Published December 1, 2000
DEAL W. HUDSON
Catholics must wonder sometimes why the U.S. Catholic Conference (USCC) exists. On October 16, Catholic News Service (CNS) of the USCC issued a story with the headline, “Gore sees hope for ‘common ground’ movement on abortion.” Written by Patricia Zapor, based on an interview with the vice president, the article serves to provide official Catholic cover for a pro-abortion presidential candidate whose most ardent supporters are the National Abortion Rights Action League (NARAL) and Planned Parenthood.
The phrase “common ground,” of course, was brought into Catholic parlance by the late Joseph Cardinal Bernadin of Chicago, who wanted to provide a forum for Catholics to discuss their differences on issues like Church authority and the role of the priesthood. Abortion was never put on the common ground table: To seek common ground on abortion is to accept that some number of innocent lives can be taken. This is Gore’s position. Cardinal Bernadin would have never accepted such a compromise with the culture of death.
The fact that such a story would come out of CNS makes one wonder how much the culture of death has a grip on the USCC. That those who edit these stories and write their headlines would not immediately reject such a wording indicates a serious lack of Catholic judgment at CNS. It is not the case that Zapor was simply quoting Gore with comment; she uses his language without quotation in the middle of the article: “Gore said he sees a bourgeoning grassroots movement seeking common ground on abortion.”
Anyone who is in the business of Catholic journalism knows full well that to use the phrase “common ground” is to draw on the moral and spiritual capital of Cardinal Bernadin’s legacy. I suppose we can look forward to further CNS articles on the search for common ground on euthanasia and partial-birth abortion.
The USCC also raised numerous eyebrows with the release of its presidential candidate questionnaire on October 17. The first nine pages of the questionnaire were released that morning, with the remaining eleven pages inexplicably added the next afternoon. For legal reasons, the USCC explains, the questionnaire contains “verbatim responses and comments” of candidates to questions posed by the conference. Legal arguments aside, the result is unfortunate, because once again a pro-abortion candidate is provided an official Catholic forum to mislead the Catholic public.
On partial-birth abortion, Gore is quoted as saying, “Al Gore opposes late-term abortion and the procedure of partial-birth abortion…. Al Gore believes that any law prohibiting the partial-birth abortion procedure must be narrowly tailored, and should include protections for the life and health of the mother.” (Note that Gore sent his comments to the USCC in the third person, which makes them appear written by the bishops, while Bush’s comments were published in the first person.) The leadership at the
USCC knows that the health exception effectively negates the partial-birth abortion ban, but the format allows Gore to mislead Catholics who are not fully informed on this issue.
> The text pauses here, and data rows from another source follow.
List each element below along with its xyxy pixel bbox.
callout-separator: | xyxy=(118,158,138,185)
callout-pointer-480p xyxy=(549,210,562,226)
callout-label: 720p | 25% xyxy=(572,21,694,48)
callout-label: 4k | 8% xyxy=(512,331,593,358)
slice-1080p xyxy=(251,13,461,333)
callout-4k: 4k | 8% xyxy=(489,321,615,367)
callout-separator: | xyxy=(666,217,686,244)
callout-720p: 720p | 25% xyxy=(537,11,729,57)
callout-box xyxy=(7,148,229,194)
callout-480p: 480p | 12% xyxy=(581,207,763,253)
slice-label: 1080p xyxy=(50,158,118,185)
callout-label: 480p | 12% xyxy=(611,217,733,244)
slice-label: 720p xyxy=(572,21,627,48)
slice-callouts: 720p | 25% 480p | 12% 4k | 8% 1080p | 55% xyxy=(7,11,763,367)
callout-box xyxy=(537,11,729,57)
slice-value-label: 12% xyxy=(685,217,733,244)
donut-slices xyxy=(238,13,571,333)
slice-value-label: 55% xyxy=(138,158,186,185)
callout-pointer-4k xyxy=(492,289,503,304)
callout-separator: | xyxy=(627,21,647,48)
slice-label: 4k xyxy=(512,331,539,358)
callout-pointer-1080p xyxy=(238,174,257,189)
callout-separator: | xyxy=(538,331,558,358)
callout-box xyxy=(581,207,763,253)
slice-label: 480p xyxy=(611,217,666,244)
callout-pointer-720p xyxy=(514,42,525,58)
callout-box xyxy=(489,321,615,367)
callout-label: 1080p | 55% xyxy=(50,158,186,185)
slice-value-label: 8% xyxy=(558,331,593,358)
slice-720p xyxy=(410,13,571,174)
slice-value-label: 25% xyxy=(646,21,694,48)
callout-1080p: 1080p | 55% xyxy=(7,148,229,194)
This is a repeat of the 1996 USCC candidate questionnaire that allowed Clinton to get away with the same misrepresentation of his position on abortion. Catholics helped to elect Clinton, and the unborn have been his victims. Protests were lodged then, so this time the conference action is surely intentional. If the USCC cannot present the candidates’ views in a way that truthfully informs the Catholic public, then the conference should stop issuing questionnaires altogether.
There is no doubt in my mind that the USCC legal department is overly cautious: I am sure that Catholic bishops have the constitutional right to inform Catholics how a candidate’s position stands in relation to a clearly defined moral teaching of the Church. Moral guidance is a bishop’s job, and as far as I know, the IRS cannot and will not object. Such judgments do not constitute partisan activity, although they may affect the voting behavior of Catholic voters.
There are many issues of public policy where common ground should be sought between Democrats and Republicans in relation to Catholic social teaching—abortion is not one of them. Catholics depend on the USCC for accuracy in promulgating the teachings of the Church and representing them to those in the media and to Congress. These events during the crucial final weeks before the election demand scrutiny of the CNS and a reassessment of future candidate questionnaires.